A estranha geração que não aceita lidar com números

Dou aula de gerenciamento de riscos em projetos há muitos anos, e acho o assunto fascinante. E uma das primeiras coisas que explico aos alunos é que a expressão “Risco zero” nunca deve ser utilizada, porque representa uma contradição; se há risco, é diferente de zero. Pode ser um milésimo por cento, mas não é zero. Risco zero é para fatos consumados. Usando um triste exemplo recente, costumo dizer que a diferença entre o Brasil e os países civilizados é que nestes, quando um bandido é condenado pela justiça, ele vai em cana e não tem mais risco. Na terra Brasilis, sempre se arranja uma instância a mais, portanto o risco do bandido ficar solto nunca desaparece… Enfim, foi só uma piadinha. Segue o baile.

Desde sempre, viver é colocar-se em risco. E a evolução da civilização pode ser medida pela diminuição dos riscos a que o ser humano está submetido. Nossos ancestrais saiam da caverna para caçar o almoço com boas possibilidades de acabar servindo de almoço para os predadores, ou inimigos canibais. Depois de séculos e séculos diminuímos enormemente os nossos riscos de morte; a pesquisa médica encontrou a cura para muitas doenças, a melhor qualidade de informação fez com que as pessoas adotassem hábitos mais saudáveis, e, da metade do século XX para cá, somou-se a tudo isto um período inédito de mais de 70 anos sem conflitos globais de grande escala. O resultado matemático desta conjunção de fatos é que, entre 1950 e 2020, a expectativa de vida média das pessoas no mundo subiu de 46 para 71 anos (valores aproximados), e, como não foi adotada nenhuma medida global de planejamento familiar, a população do planeta explodiu de 2,5 para quase 8 bilhões de habitantes no mesmo período. Com viés de alta.

Tempos difíceis forjam pessoas fortes; tempos fáceis…

O fato é que nunca o ser humano dispôs de tantas facilidades para viver como hoje em dia, embora, como consequência lógica da expansão populacional descontrolada, exista um contingente enorme de pessoas que não consegue sequer satisfazer suas necessidades mais básicas. E, por uma série de fatores cuja discussão extrapola o escopo deste artigo, hoje temos uma geração que contesta tudo. E, muitas vezes, age de forma totalmente irracional quando o assunto é “riscos”.
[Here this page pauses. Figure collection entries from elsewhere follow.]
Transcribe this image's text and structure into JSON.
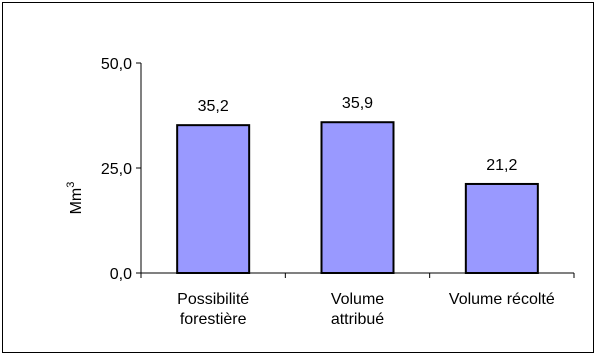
{
  "chart_data": {
    "type": "bar",
    "categories": [
      [
        "Possibilité",
        "forestière"
      ],
      [
        "Volume",
        "attribué"
      ],
      [
        "Volume récolté"
      ]
    ],
    "values": [
      35.2,
      35.9,
      21.2
    ],
    "value_labels": [
      "35,2",
      "35,9",
      "21,2"
    ],
    "ylabel": "Mm",
    "ylabel_superscript": "3",
    "ylim": [
      0,
      50
    ],
    "yticks": [
      0,
      25,
      50
    ],
    "ytick_labels": [
      "0,0",
      "25,0",
      "50,0"
    ],
    "grid": false,
    "legend": "none",
    "bar_color": "#9999FF",
    "bar_edge_color": "#000000"
  }
}
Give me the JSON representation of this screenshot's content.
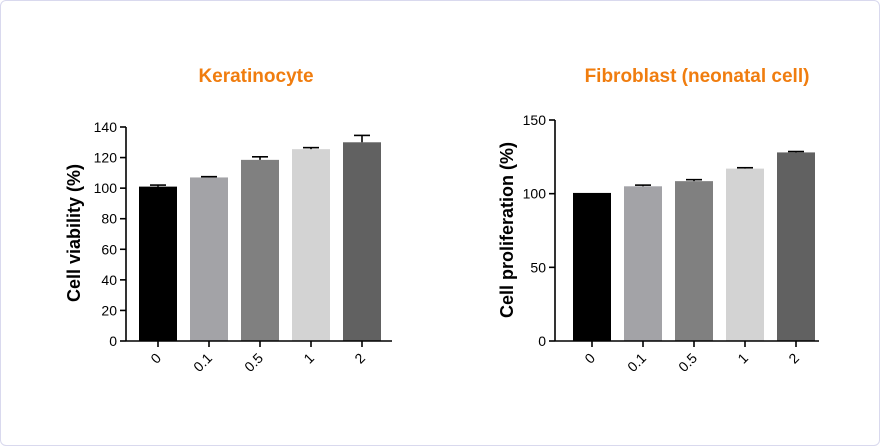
{
  "colors": {
    "title": "#F07D0F",
    "frame_border": "#D9D9EE",
    "axis": "#000000",
    "bars": [
      "#000000",
      "#A3A3A7",
      "#808080",
      "#D3D3D3",
      "#616161"
    ]
  },
  "chart_data": [
    {
      "type": "bar",
      "title": "Keratinocyte",
      "xlabel": "",
      "ylabel": "Cell viability (%)",
      "categories": [
        "0",
        "0.1",
        "0.5",
        "1",
        "2"
      ],
      "values": [
        101,
        107,
        118.5,
        125.5,
        130
      ],
      "errors": [
        1,
        0.5,
        2,
        1,
        4.5
      ],
      "ylim": [
        0,
        140
      ],
      "yticks": [
        0,
        20,
        40,
        60,
        80,
        100,
        120,
        140
      ],
      "grid": false,
      "legend": "none"
    },
    {
      "type": "bar",
      "title": "Fibroblast (neonatal cell)",
      "xlabel": "",
      "ylabel": "Cell proliferation (%)",
      "categories": [
        "0",
        "0.1",
        "0.5",
        "1",
        "2"
      ],
      "values": [
        100.5,
        105,
        108.5,
        117,
        128
      ],
      "errors": [
        0,
        0.8,
        1,
        0.6,
        0.6
      ],
      "ylim": [
        0,
        150
      ],
      "yticks": [
        0,
        50,
        100,
        150
      ],
      "grid": false,
      "legend": "none"
    }
  ]
}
O caso das vacinas da COVID talvez seja emblemático. Contando um “causo” pessoal, em 2005 fui à Bolívia para um compromisso profissional. E para entrar na Bolívia era necessário fazer vacina contra a febre amarela. Fui lá, me vacinei e fim de papo. Alguns anos mais tarde, entre 2016 e 2018, ocorreram surtos de febre amarela no interior dos estados de Minas e Rio de Janeiro. Buscando exemplos práticos para ilustrar minhas aulas, descobri que a vacina tinha contraindicações, podendo causar até a morte por doença viscerotrópica aguda (ver detalhes em https://pebmed.com.br/febre-amarela-tudo-o-que-voce-precisa-saber-sobre-a-doenca/ ). Só que a probabilidade estatística do óbito é de um caso a cada 250 mil vacinados. Ora, ninguém precisa ser um gênio em matemática para entender que a probabilidade do cara pegar febre amarela e morrer é muito maior do que isto. A conclusão do “case” em sala de aula era esta; melhor vacinar-se. Simples assim.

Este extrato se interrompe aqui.